Focusing on single issues turns DSA members into zealots. When working groups fall apart, it often happens due to over investment in a narrow approach to single issues. People heavily invested in a special interest have a hard time dealing with disagreement.

For example, a person who puts all their effort into the Green New Deal often has difficulty accepting that others prefer a different approach or want to focus on different issues. They also tend to focus on the topic in a way that goes over the head of others or loses their interest.

At the same time, DSA has to balance zealotry with expertise and experience. People heavily invested in a special interest often have a lot to contribute. DSA needs to encourage this without encouraging policy wonkery, hurt feelings, or toxic environments.

People with a special interest often lack a bridge to make the topic more accessible and interesting to others. And when they lack this bridge, DSA suffers for it.

In the early 2020s, DSA saw proposals on pandemic justice and anti-Zionism that came from people who made these topics their special interest. But they lacked a bridge to others. They weren’t able to make these proposals interesting, accessible, and relevant to the entire org. And they didn’t involve others in the formation of the proposals.

As a result, the proposals came off as the work of zealots.

The pandemic justice proposal showed expertise on issues of health and disability, but it was also full of misinformation and unrealistic demands. The anti-Zionism proposal took care of the problem of DSA endorsed politicians weak on Palestine, but it also included a member expulsion clause contrary to DSA’s big-tent organizing model.

What to Do Instead

So, what would an alternative approach look like?

I’d encourage DSA chapters to bring together people of varying levels of experience and expertise. If a chapter (or the national org) has a working group around a single topic, it shouldn’t fill that working group with people who take the topic as their special interest.

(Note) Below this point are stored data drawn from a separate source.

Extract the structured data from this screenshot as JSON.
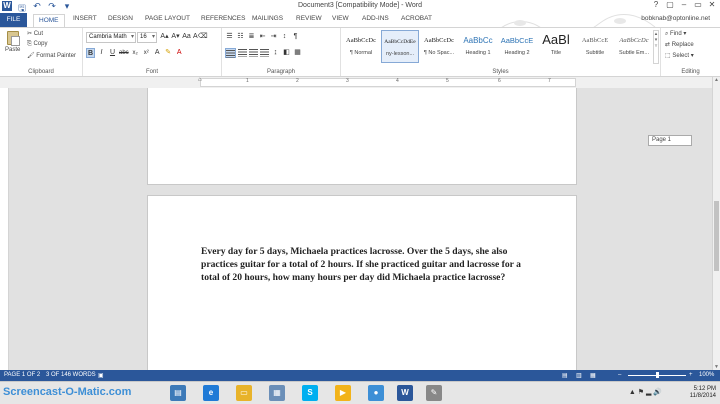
{
  "titlebar": {
    "document_title": "Document3 [Compatibility Mode] - Word",
    "qat_icons": [
      "word-logo-icon",
      "save-icon",
      "undo-icon",
      "redo-icon",
      "customize-qat-icon"
    ],
    "window_controls": [
      "?",
      "▢",
      "–",
      "▭",
      "✕"
    ]
  },
  "tabs": [
    "FILE",
    "HOME",
    "INSERT",
    "DESIGN",
    "PAGE LAYOUT",
    "REFERENCES",
    "MAILINGS",
    "REVIEW",
    "VIEW",
    "ADD-INS",
    "ACROBAT"
  ],
  "active_tab": "HOME",
  "account": "bobknab@optonline.net",
  "ribbon": {
    "clipboard": {
      "paste": "Paste",
      "cut": "Cut",
      "copy": "Copy",
      "format_painter": "Format Painter",
      "label": "Clipboard"
    },
    "font": {
      "font_name": "Cambria Math",
      "font_size": "16",
      "label": "Font"
    },
    "paragraph": {
      "label": "Paragraph"
    },
    "styles": {
      "label": "Styles",
      "items": [
        {
          "sample": "AaBbCcDc",
          "name": "¶ Normal"
        },
        {
          "sample": "AaBbCcDdEe",
          "name": "ny-lesson..."
        },
        {
          "sample": "AaBbCcDc",
          "name": "¶ No Spac..."
        },
        {
          "sample": "AaBbCc",
          "name": "Heading 1"
        },
        {
          "sample": "AaBbCcE",
          "name": "Heading 2"
        },
        {
          "sample": "AaBl",
          "name": "Title"
        },
        {
          "sample": "AaBbCcE",
          "name": "Subtitle"
        },
        {
          "sample": "AaBbCcDc",
          "name": "Subtle Em..."
        }
      ]
    },
    "editing": {
      "find": "Find",
      "replace": "Replace",
      "select": "Select",
      "label": "Editing"
    }
  },
  "ruler_ticks": [
    "1",
    "2",
    "3",
    "4",
    "5",
    "6",
    "7"
  ],
  "document": {
    "paragraph": "Every day for 5 days, Michaela practices lacrosse.  Over the 5 days, she also practices guitar for a total of 2 hours.  If she practiced guitar and lacrosse for a total of 20 hours, how many hours per day did Michaela practice lacrosse?",
    "page_tooltip": "Page 1"
  },
  "statusbar": {
    "page": "PAGE 1 OF 2",
    "words": "3 OF 146 WORDS",
    "zoom": "100%",
    "zoom_level_percent": 100
  },
  "taskbar": {
    "watermark": "Screencast-O-Matic.com",
    "time": "5:12 PM",
    "date": "11/8/2014"
  },
  "colors": {
    "accent": "#2b579a",
    "document_background": "#e1e1e1"
  }
}
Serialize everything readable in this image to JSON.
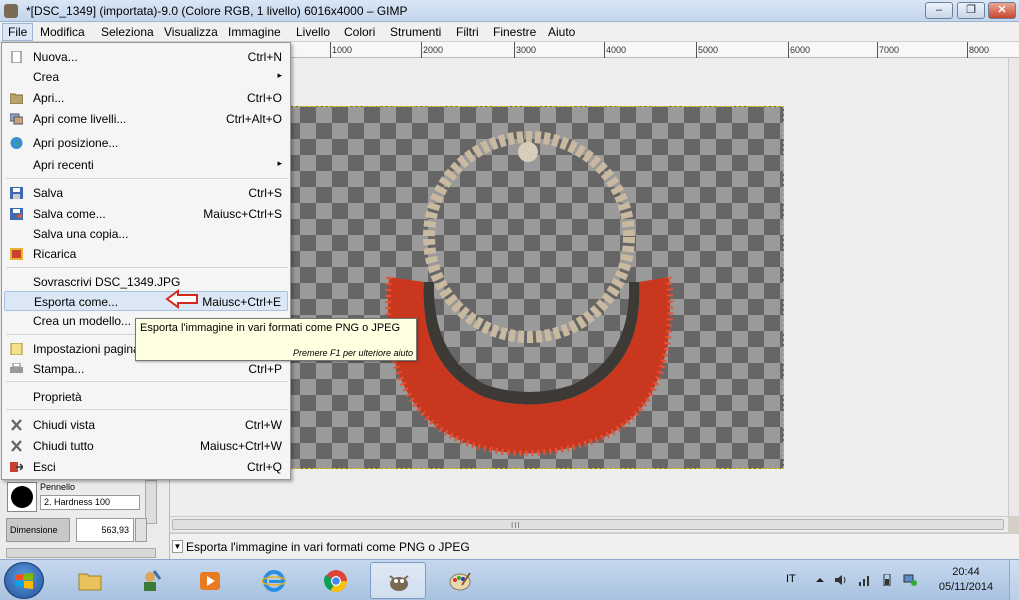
{
  "window": {
    "title": "*[DSC_1349] (importata)-9.0 (Colore RGB, 1 livello) 6016x4000 – GIMP",
    "minimize": "–",
    "maximize": "❐",
    "close": "✕"
  },
  "menubar": [
    "File",
    "Modifica",
    "Seleziona",
    "Visualizza",
    "Immagine",
    "Livello",
    "Colori",
    "Strumenti",
    "Filtri",
    "Finestre",
    "Aiuto"
  ],
  "ruler": [
    "1000",
    "2000",
    "3000",
    "4000",
    "5000",
    "6000",
    "7000",
    "8000"
  ],
  "file_menu": {
    "items": [
      {
        "label": "Nuova...",
        "shortcut": "Ctrl+N",
        "icon": "new-file-icon"
      },
      {
        "label": "Crea",
        "shortcut": "▸",
        "icon": ""
      },
      {
        "label": "Apri...",
        "shortcut": "Ctrl+O",
        "icon": "open-folder-icon"
      },
      {
        "label": "Apri come livelli...",
        "shortcut": "Ctrl+Alt+O",
        "icon": "layers-icon"
      },
      {
        "label": "Apri posizione...",
        "shortcut": "",
        "icon": "globe-icon"
      },
      {
        "label": "Apri recenti",
        "shortcut": "▸",
        "icon": ""
      },
      {
        "label": "Salva",
        "shortcut": "Ctrl+S",
        "icon": "save-icon"
      },
      {
        "label": "Salva come...",
        "shortcut": "Maiusc+Ctrl+S",
        "icon": "save-as-icon"
      },
      {
        "label": "Salva una copia...",
        "shortcut": "",
        "icon": ""
      },
      {
        "label": "Ricarica",
        "shortcut": "",
        "icon": "revert-icon"
      },
      {
        "label": "Sovrascrivi DSC_1349.JPG",
        "shortcut": "",
        "icon": ""
      },
      {
        "label": "Esporta come...",
        "shortcut": "Maiusc+Ctrl+E",
        "icon": ""
      },
      {
        "label": "Crea un modello...",
        "shortcut": "",
        "icon": ""
      },
      {
        "label": "Impostazioni pagina",
        "shortcut": "",
        "icon": "page-setup-icon"
      },
      {
        "label": "Stampa...",
        "shortcut": "Ctrl+P",
        "icon": "print-icon"
      },
      {
        "label": "Proprietà",
        "shortcut": "",
        "icon": ""
      },
      {
        "label": "Chiudi vista",
        "shortcut": "Ctrl+W",
        "icon": "close-x-icon"
      },
      {
        "label": "Chiudi tutto",
        "shortcut": "Maiusc+Ctrl+W",
        "icon": "close-x-icon"
      },
      {
        "label": "Esci",
        "shortcut": "Ctrl+Q",
        "icon": "quit-icon"
      }
    ]
  },
  "tooltip": {
    "main": "Esporta l'immagine in vari formati come PNG o JPEG",
    "hint": "Premere F1 per ulteriore aiuto"
  },
  "statusbar": {
    "message": "Esporta l'immagine in vari formati come PNG o JPEG"
  },
  "dock": {
    "brush_label": "Pennello",
    "brush_name": "2. Hardness 100",
    "size_label": "Dimensione",
    "size_value": "563,93"
  },
  "taskbar": {
    "language": "IT",
    "time": "20:44",
    "date": "05/11/2014"
  },
  "colors": {
    "annotation_arrow": "#d42a1c",
    "menu_highlight": "#dce7f5",
    "tooltip_bg": "#ffffe1"
  }
}
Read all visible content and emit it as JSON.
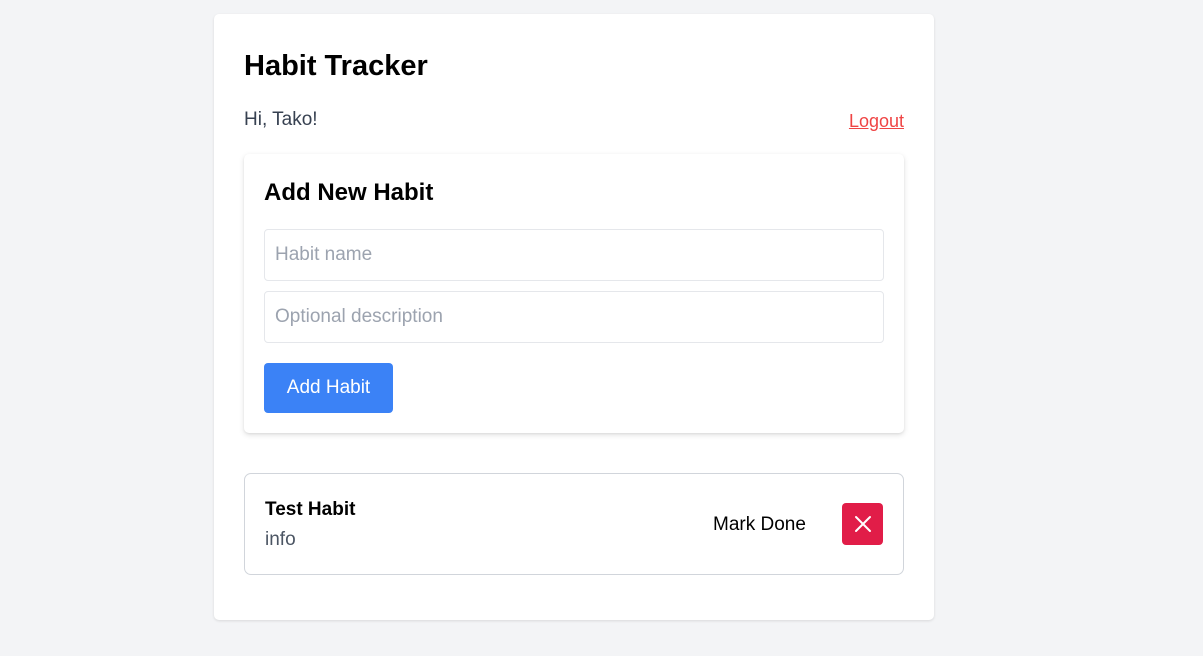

That’s the road to zealotry and bad proposals.

When DSA brings people together with different backgrounds, expertise, and levels of interest – and puts those people together in a process of constructive dialogue – it gets better results. People with a special interest have to explain it in a way that’s accessible to others. Those other people increase their awareness and skills.

And, when it works, we come up with something working people see themselves in.

As for people with a special interest in some topic, I think that’s OK. But DSA should also encourage them to branch out a bit. Try a different working group or topics.

DSA should encourage its members to become well-rounded socialists.